Мария вытащила из оболганного рюкзака сложенный вдвое буклет и прочитала:
– Город Йорк гордится своими привидениями.
– Отдельная позиция в местном бюджете? – усмехнулся Григорий, массируя запястье.
– Замки, частные дома, гостиницы и, уж конечно, пабы считают делом чести иметь свой призрак, – она продолжала читать, пропустив реплику. – В «Золотой овце» его даже не убирают на день, он там сутками сидит за стойкой с кружкой пива. В «Чашке пунша» первый хозяин появляется каждую полночь, чтобы проверить, потушены ли камины. Вот, смотрите, объявление: новое меню, бильярд, привидение гарантировано.
– Смешно.
– Страшно.
– Я где-то читал, что в средневековых замках, в тесных каменных мешках, каким-то образом появляется ультразвук. Этот ультразвук вызывает в психике человека ужас, а страхи каждый наполняет собственными видениями. Впрочем, чего все боятся одинаково? Смерти. Вот всем и мерещатся мертвецы с веревкой на шее. А что вы делаете в Йорке?
– Совмещаю книжные ассоциации с реальностью. А вообще изучаю язык. А вы?
– А я фотографирую трубы.
– Трубы?
– Вы спешите?
– Мне нужно сегодня вернуться в Лондон.
– И мне. Пошли на вокзал, а по дороге я покажу вам, что я снимаю.
Григорий поднял руку и, поймав взгляд бармена, пошевелил волнообразно пальцем, изображая подпись. Мария демонстративно положила на стол несколько фунтов.
Они вышли в темнеющий на глазах Йорк.
– Вот посмотрите: прямо перед нами, на кирпичной стенке, выделяется плоский силуэт, напоминающий фляжку. Это каминные трубы. В России труба – это всего лишь функция, здесь – часть декора. Они все разные: по форме, по размеру, по орнаменту.
– Вообще никогда не задумывалась. – Мария, задрав голову так, что хвостик устремился к талии, следила за движениями руки своего нового знакомца. – Как их, оказывается, много, и как они плотно стоят. Упорные такие.
Григорий, не переставая двигать камерой, вел девушку по городу. Он останавливался внезапно, чтобы показать, как можно по кладке определить вид и размеры первоначальной постройки, присаживался на корточки, натягивая на коленях джинсы, высоко закидывал голову и ловил в кадр грубое каменное лицо горгульи, а потом, свесившись с моста, объяснял, как устроены средневековые опоры…
«Как мужчины умеют погружаться во что-то одно, – думала Мария, добросовестно кивая головой. – Мне, чтобы так увлечься, нужно сочинить целую историю.

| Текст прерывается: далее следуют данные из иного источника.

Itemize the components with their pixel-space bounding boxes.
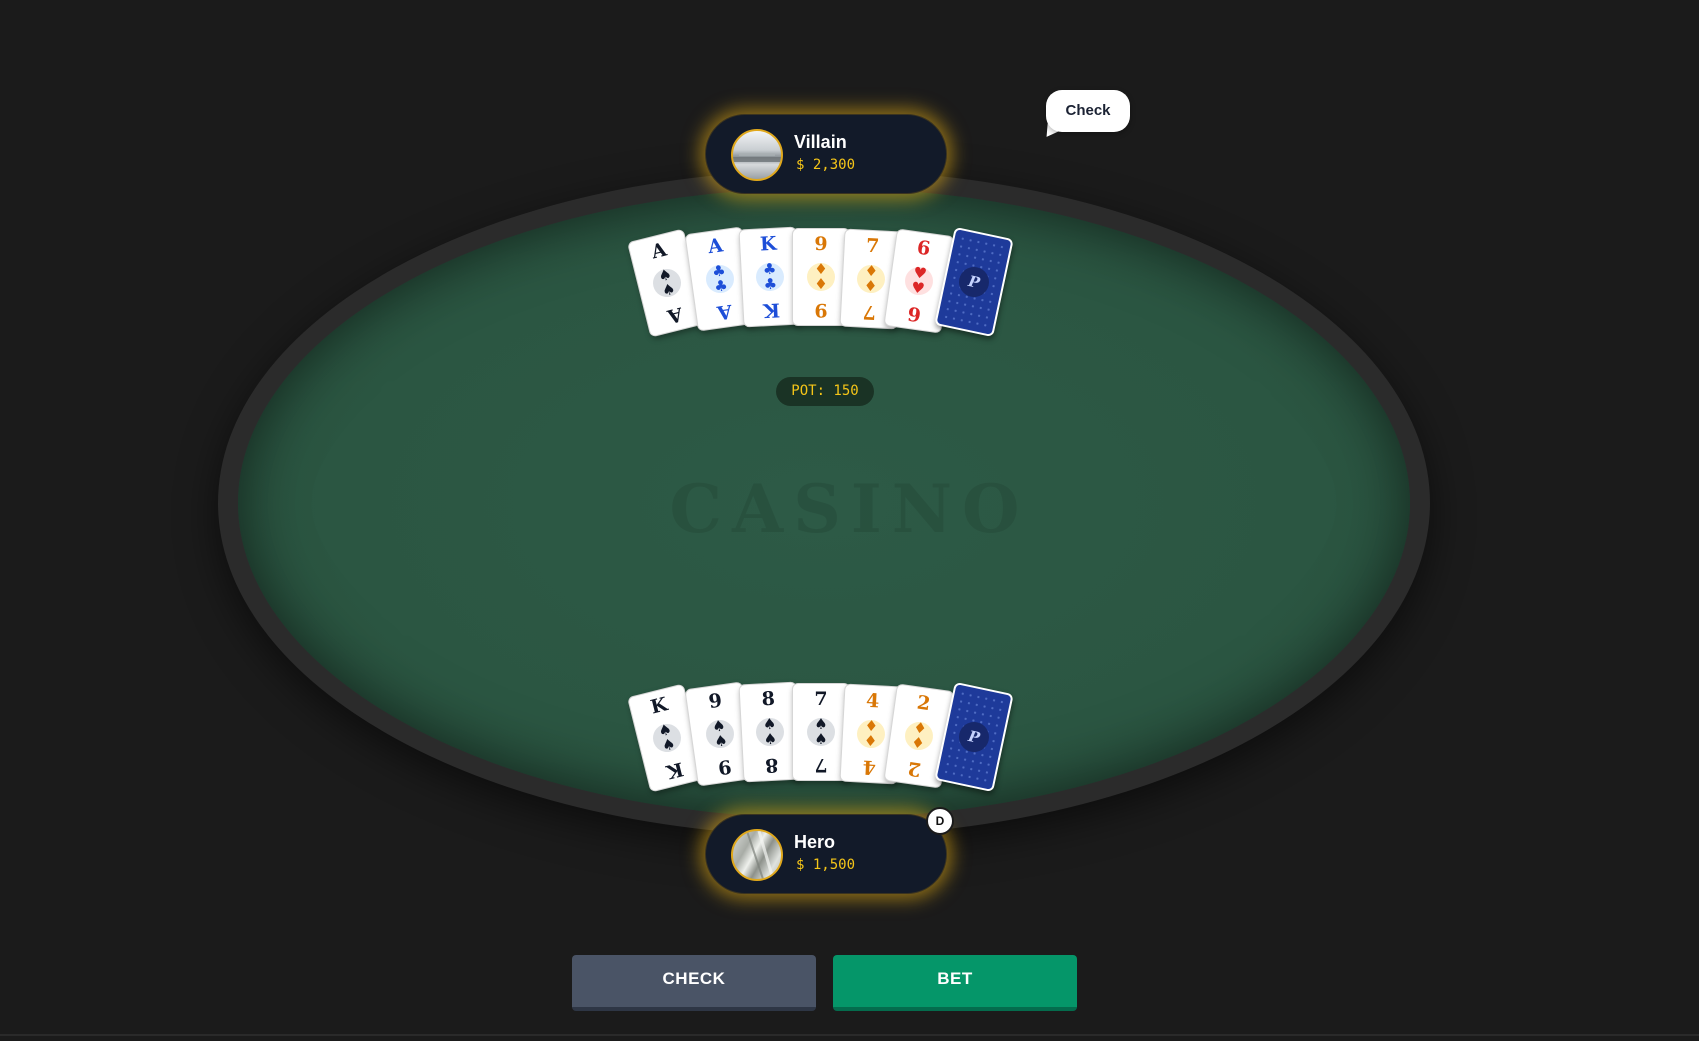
spades-suit-icon: ♠ ♠ bbox=[698, 713, 743, 754]
bottom-divider bbox=[0, 1034, 1699, 1036]
villain-avatar bbox=[731, 129, 783, 181]
table-watermark: CASINO bbox=[669, 470, 1030, 548]
hero-stack: $ 1,500 bbox=[796, 857, 856, 873]
villain-stack: $ 2,300 bbox=[796, 157, 856, 173]
spades-suit-icon: ♠ ♠ bbox=[749, 713, 791, 751]
diamonds-suit-icon: ♦ ♦ bbox=[897, 715, 942, 756]
card-rank: 9 bbox=[814, 233, 828, 255]
villain-action-bubble: Check bbox=[1046, 90, 1130, 132]
diamonds-suit-icon: ♦ ♦ bbox=[850, 260, 892, 298]
bet-button[interactable]: BET bbox=[833, 955, 1077, 1011]
card-rank: 8 bbox=[761, 687, 776, 711]
hero-name: Hero bbox=[794, 832, 836, 852]
card-rank: K bbox=[759, 232, 778, 256]
card-rank: 9 bbox=[707, 689, 724, 714]
check-button[interactable]: CHECK bbox=[572, 955, 816, 1011]
villain-seat: Villain $ 2,300 bbox=[705, 114, 947, 194]
poker-table-screen: CASINO A ♠ ♠ A A ♣ ♣ A K ♣ ♣ K 9 ♦ ♦ 9 7 ♦ ♦ 7 6 ♥ ♥ 6 P POT: 15… bbox=[0, 0, 1699, 1041]
hearts-suit-icon: ♥ ♥ bbox=[897, 260, 942, 301]
card-rank-inverted: 6 bbox=[906, 301, 923, 326]
card-rank-inverted: 2 bbox=[906, 756, 923, 781]
villain-name: Villain bbox=[794, 132, 847, 152]
clubs-suit-icon: ♣ ♣ bbox=[698, 258, 743, 299]
spades-suit-icon: ♠ ♠ bbox=[643, 716, 691, 761]
diamonds-suit-icon: ♦ ♦ bbox=[801, 259, 841, 295]
hero-seat: Hero $ 1,500 bbox=[705, 814, 947, 894]
card-rank: 6 bbox=[915, 236, 932, 261]
spades-suit-icon: ♠ ♠ bbox=[643, 261, 691, 306]
card-rank: 2 bbox=[915, 691, 932, 716]
dealer-button: D bbox=[926, 807, 954, 835]
hero-avatar bbox=[731, 829, 783, 881]
spades-suit-icon: ♠ ♠ bbox=[801, 714, 841, 750]
card-rank: A bbox=[706, 234, 725, 259]
card-rank: 7 bbox=[814, 688, 828, 710]
pot-display: POT: 150 bbox=[776, 377, 874, 406]
diamonds-suit-icon: ♦ ♦ bbox=[850, 715, 892, 753]
clubs-suit-icon: ♣ ♣ bbox=[749, 258, 791, 296]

Про упрямые английские трубы, которые прорываются сквозь массу жилья, которые сгоняют в упорядоченные ряды узкоплечие домики, строгие хранители порядка и тепла. Что-нибудь вроде этого. А по нему даже не скажешь, что ему интереснее: эти дурацкие трубы или я».
– А мы не заблудимся? – наконец сказала она.
– Я знаю город как родной, – ответил он через плечо, неожиданно повернулся и раскинул руки гостеприимным и широким, словно приглашающим куда-то в заповедное место, жестом:
– У вас сегодня персональный знаток.
И расхохотался, словно удачной шутке.
«Что смешного», – удивилась она, но, глядя, как смеются его лукавые глаза и веселый рот, слыша, как низко и глубоко звучит голос, рассмеялась вдруг сама, хотя никогда и не любила громкого смеха и резких звуков, но вовсе не был его смех резким, и они хохотали, попадая каждой нотой в унисон. Он замолчал, продолжая улыбаться, и махнул камерой в сторону невысокого викторианского дома:
– А вот и вокзал.
На перроне черное табло с золотыми бегущими буковками недвусмысленно извещало, что последний поезд на Лондон ушел два часа назад с третьей платформы.
– Про платформу особенно утешительно, – заметил Григорий.
– Значит так, – строго сказала она, – никто не виноват. То есть все виноваты поровну.
– Угу, – легко согласился он, – оба не догадались заранее посмотреть расписание.
Покачивая головой в белой вязаной шапочке, дежурный индус рекомендовал гостиницу и выдал книжечку с расписанием на завтра.
Они покорно вернулись на мост с белыми розами.
– Ну и история. – Засунув руки в карманы, Григорий качнулся с носка на пятку и вздохнул. – Все планы на завтра к черту.
– Будем расстраиваться или пойдем искать, где переночевать? – спросила Мария.
Ей легко было изображать бодрость, потому что она и не расстраивалась: она скорее бы даже удивилась, если бы на этот раз ей удалось удрать.
– Переполнены, – развела руками девушка в форменном пиджачке. – В Йорке в выходные, да еще и в сезон, найти свободный номер практически невозможно.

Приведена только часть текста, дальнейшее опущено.